Time for a clean slate.
Yesterday I treated myself yesterday to two new magazines: Cuisine and Dish, both from New Zealand. Two lattes later, I had mapped out the following menu for the week:
Monday Spaghetti Alle Vongole
Tuesday Coq Au Riesling
Wednesday Pork & Prawn Dumplings with Choy Sum
Thursday Leftovers (sorry!)
Friday Snapper, Potato & Porcini Al Cartoccio
Weekend Steak & Kidney Pie In Guinness Gravy
We kicked things off last night with the spaghetti. It proved to be a very fresh start.
Light yet substantial, easy and delicious. Equally suited to a cold winter night in the Adelaide Hills or (she thought with a sigh) a chilly one on the Cape, wearing a sweater and jeans. The silky addition of a drizzle of olive oil at the end made all the difference.
Clams (pippis, cockles) are not available in Australia until spring time, so a quick substitution was in order and Spaghetti Alle Vongole became Spaghetti Alle Gaberro (prawns/shrimp).

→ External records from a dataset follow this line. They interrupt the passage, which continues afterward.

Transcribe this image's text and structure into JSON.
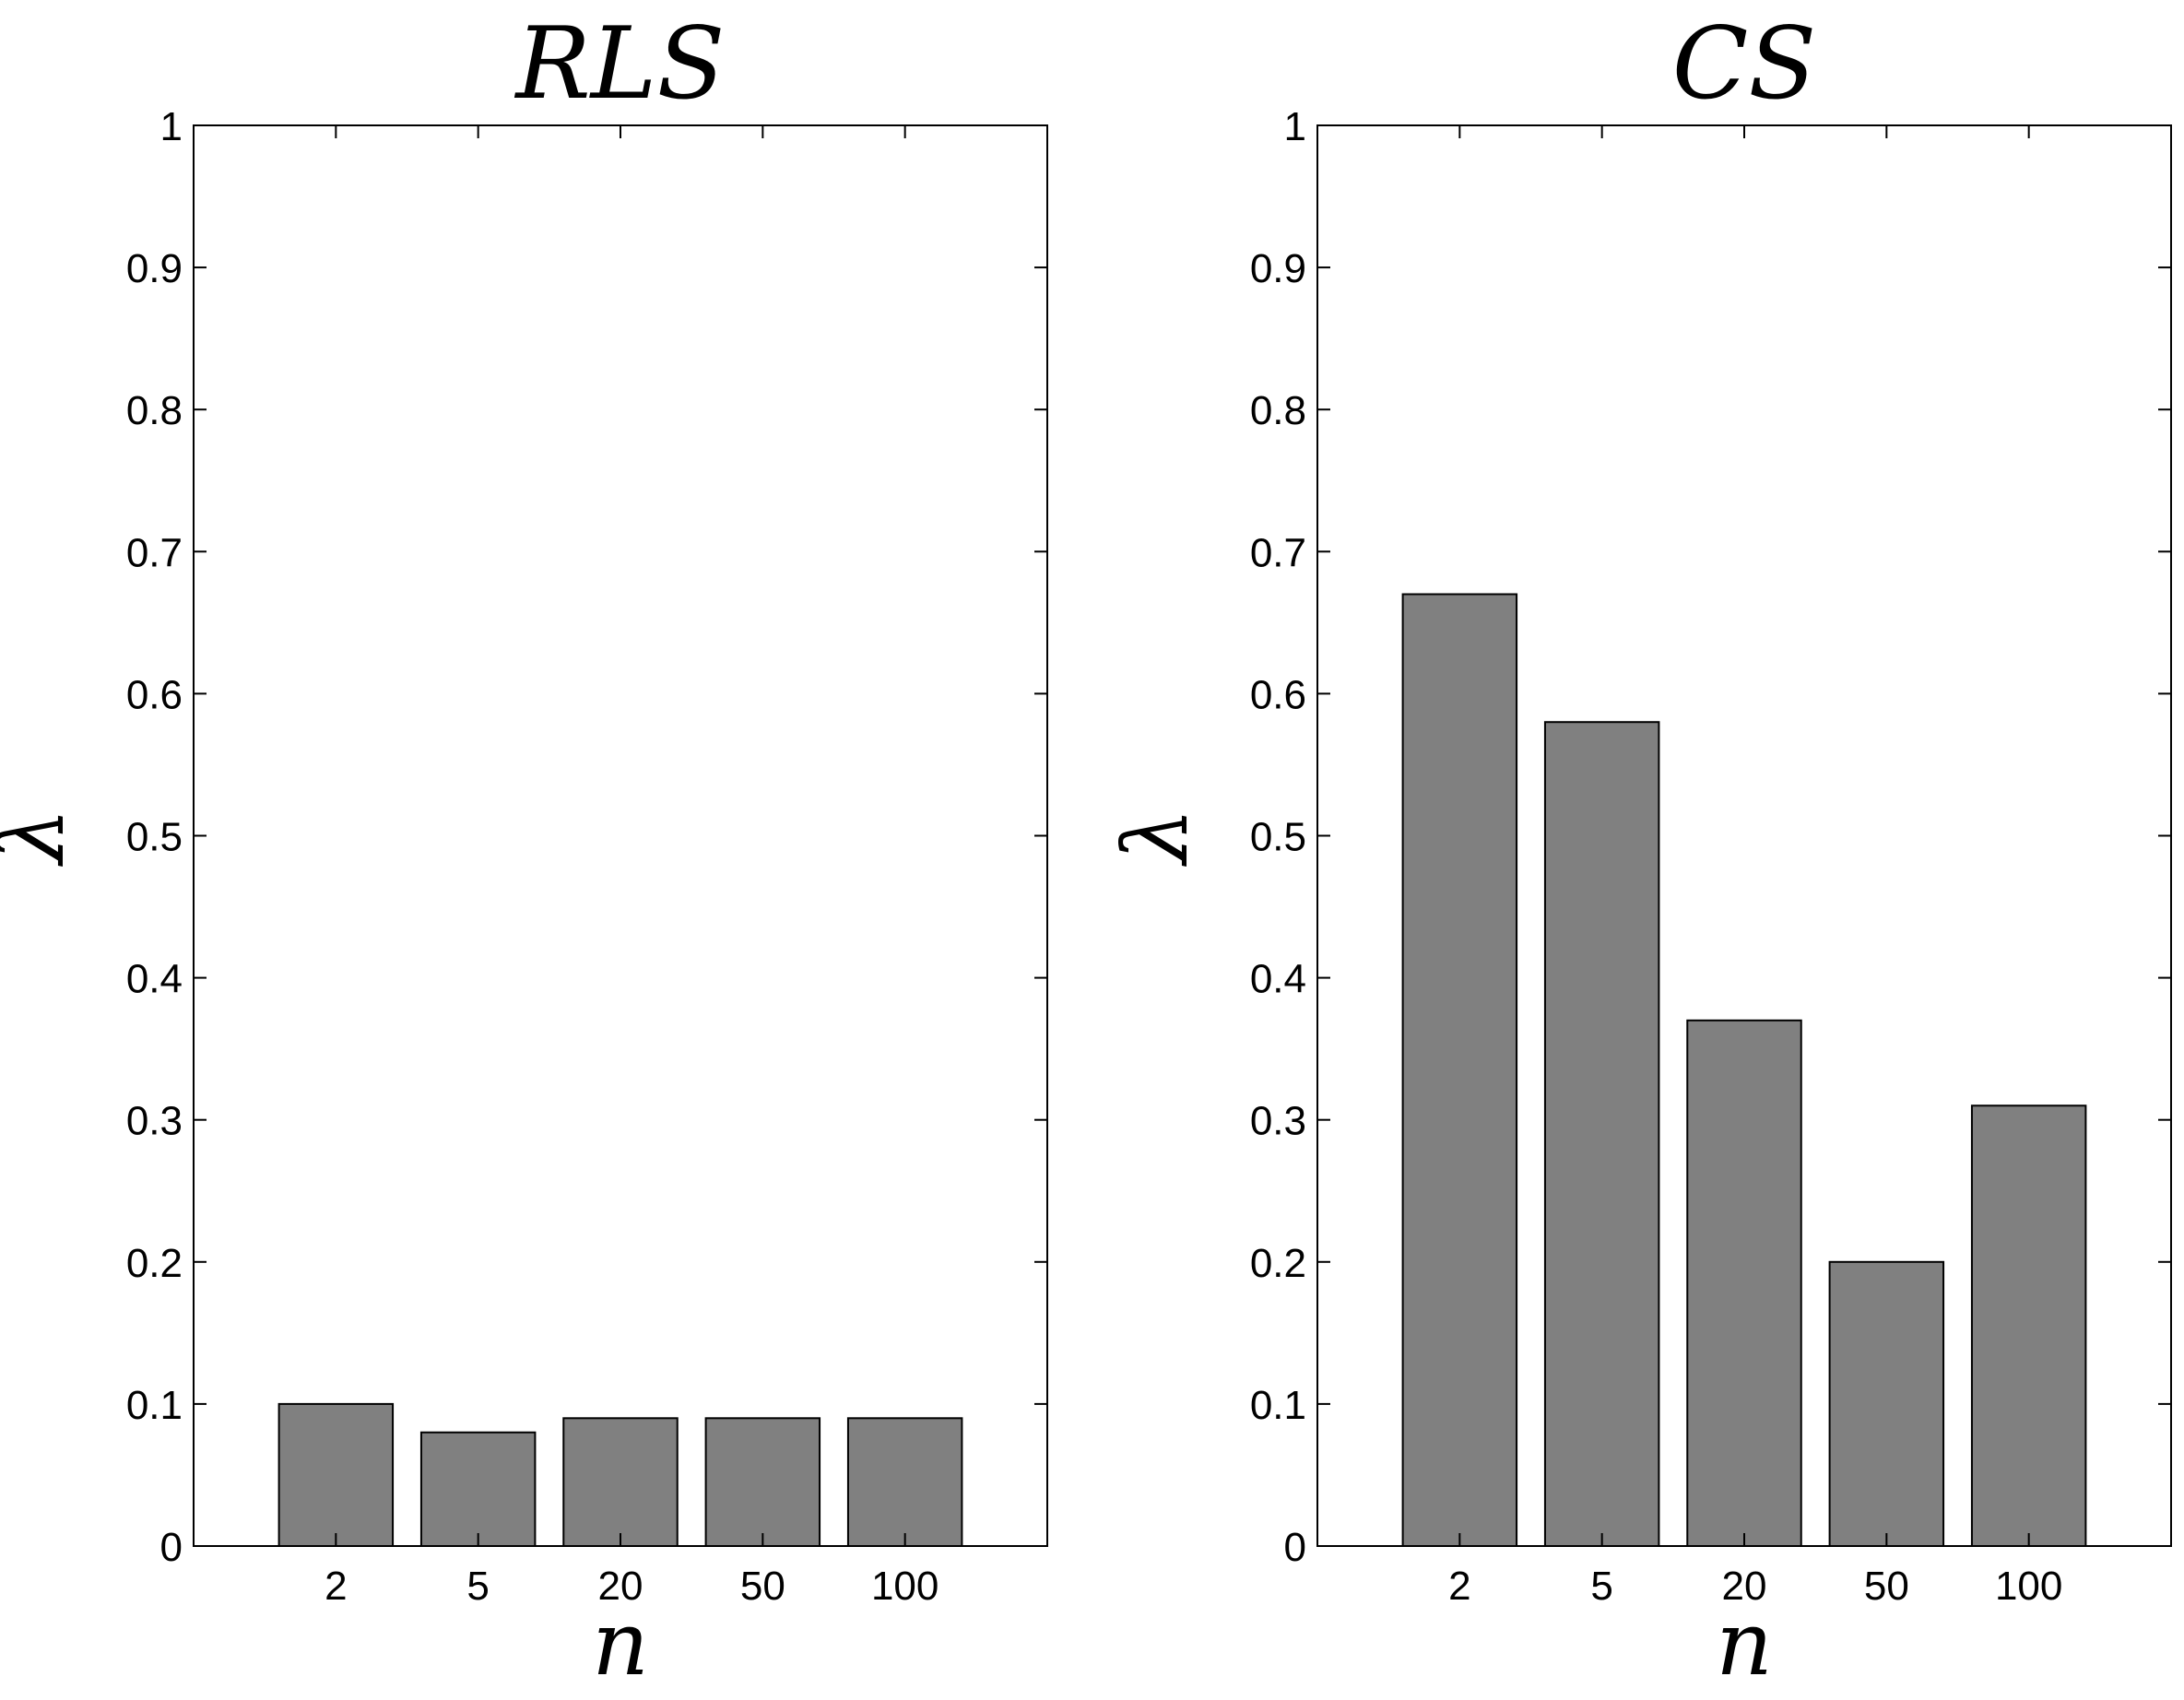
{
  "chart_data": [
    {
      "type": "bar",
      "title": "RLS",
      "xlabel": "n",
      "ylabel": "λ",
      "categories": [
        "2",
        "5",
        "20",
        "50",
        "100"
      ],
      "values": [
        0.1,
        0.08,
        0.09,
        0.09,
        0.09
      ],
      "ylim": [
        0,
        1
      ],
      "yticks": [
        "0",
        "0.1",
        "0.2",
        "0.3",
        "0.4",
        "0.5",
        "0.6",
        "0.7",
        "0.8",
        "0.9",
        "1"
      ],
      "bar_color": "#808080",
      "grid": false
    },
    {
      "type": "bar",
      "title": "CS",
      "xlabel": "n",
      "ylabel": "λ",
      "categories": [
        "2",
        "5",
        "20",
        "50",
        "100"
      ],
      "values": [
        0.67,
        0.58,
        0.37,
        0.2,
        0.31
      ],
      "ylim": [
        0,
        1
      ],
      "yticks": [
        "0",
        "0.1",
        "0.2",
        "0.3",
        "0.4",
        "0.5",
        "0.6",
        "0.7",
        "0.8",
        "0.9",
        "1"
      ],
      "bar_color": "#808080",
      "grid": false
    }
  ]
}
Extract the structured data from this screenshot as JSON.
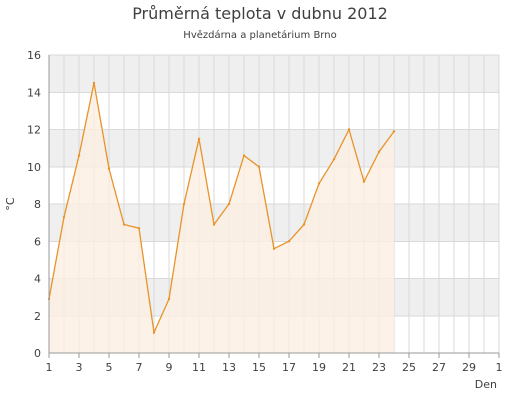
{
  "chart_data": {
    "type": "area",
    "title": "Průměrná teplota v dubnu 2012",
    "subtitle": "Hvězdárna a planetárium Brno",
    "xlabel": "Den",
    "ylabel": "°C",
    "xlim": [
      1,
      31
    ],
    "ylim": [
      0,
      16
    ],
    "x_ticks": [
      "1",
      "3",
      "5",
      "7",
      "9",
      "11",
      "13",
      "15",
      "17",
      "19",
      "21",
      "23",
      "25",
      "27",
      "29",
      "1"
    ],
    "y_ticks": [
      "0",
      "2",
      "4",
      "6",
      "8",
      "10",
      "12",
      "14",
      "16"
    ],
    "grid": true,
    "legend": "none",
    "series": [
      {
        "x": [
          1,
          2,
          3,
          4,
          5,
          6,
          7,
          8,
          9,
          10,
          11,
          12,
          13,
          14,
          15,
          16,
          17,
          18,
          19,
          20,
          21,
          22,
          23,
          24
        ],
        "values": [
          2.9,
          7.3,
          10.6,
          14.5,
          9.9,
          6.9,
          6.7,
          1.1,
          2.9,
          8.0,
          11.5,
          6.9,
          8.0,
          10.6,
          10.0,
          5.6,
          6.0,
          6.9,
          9.1,
          10.4,
          12.0,
          9.2,
          10.8,
          11.9
        ]
      }
    ],
    "colors": {
      "line": "#e8932a",
      "area_fill": "#fcefe2",
      "band": "#efefef",
      "grid": "#dadada",
      "axis": "#9a9a9a",
      "text": "#3f3f3f"
    }
  }
}
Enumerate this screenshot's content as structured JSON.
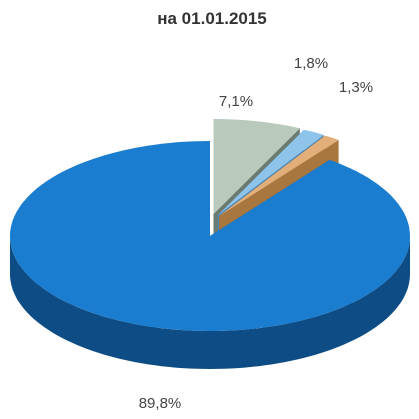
{
  "chart_data": {
    "type": "pie",
    "title": "на 01.01.2015",
    "values": [
      7.1,
      1.8,
      1.3,
      89.8
    ],
    "value_labels": [
      "7,1%",
      "1,8%",
      "1,3%",
      "89,8%"
    ],
    "colors": [
      "#b9cabd",
      "#8ec3ea",
      "#e2ae7a",
      "#1b7dcf"
    ],
    "side_colors": [
      "#6c7b70",
      "#4f86b3",
      "#a8763f",
      "#0d4c84"
    ]
  }
}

If you are one of the lucky devils with access to clams, skip to the preparation for Spaghetti Alle Vongole further down.
Spaghetti Alle Gamberro
Adapted from Cuisine
serves 4
400 g spaghetti
2 tablespoons olive oil
6 garlic cloves, thinly sliced
1 teaspoon crushed red chile flakes
500g/1 lb raw prawn/shrimp, peeled and deveined
2/3 cup dry white wine
3 tablespoons flat-leaf parsley, finely chopped
extra olive oil for drizzling
Put pasta into well salted, boiling water and when it is 5 minutes away from al dente, start cooking the prawns. Drain the pasta when it is still al dente, as it will continue cooking in the white wine sauce.
Heat the oil in a large suacepan over a medium-low heat. Add the garlic and fry gently for 30 seconds, then add the chilies. Turn up the heat, add the prawns, stir once, add the wine and cook, stirring regularly and taking care not to over cook the prawns.
Add the parsley and stir, then add the pasta and stir some more until it is coated with the liquid. Divide among warm bowls and drizzle with olive oil.
Spaghetti Alle Vongole
Swap the prawns for 1 kg/2 lbs of clams, grab a pan with a tight fitting lid and do the following:
Put pasta into well salted, boiling water and when the pasta is 5 minutes away from al dente, start cooking the clams. Drain the pasta when it is still al dente, as it will continue cooking in the wine and clam liquor.
Heat the oil in a large saucepan over a medium-low heat. Add the garlic and fry gently for 30 seconds, then ad the chilies. Turn up the heat, add the clams, stir once, add the wine and put on the lid.
Cook, shaking the pan a few times, until you hear the clams popping open. Remove any that haven't opened. Add the parsley and stir, then add the pasta and stir to allow the pasta to soak up the clam liquor.
Add the parsley and stir, then add the pasta and stir some more, till it is coated in the liquid. Divide among warm bowls and drizzle with olive oil. Serve with some good bread for sopping up the juices.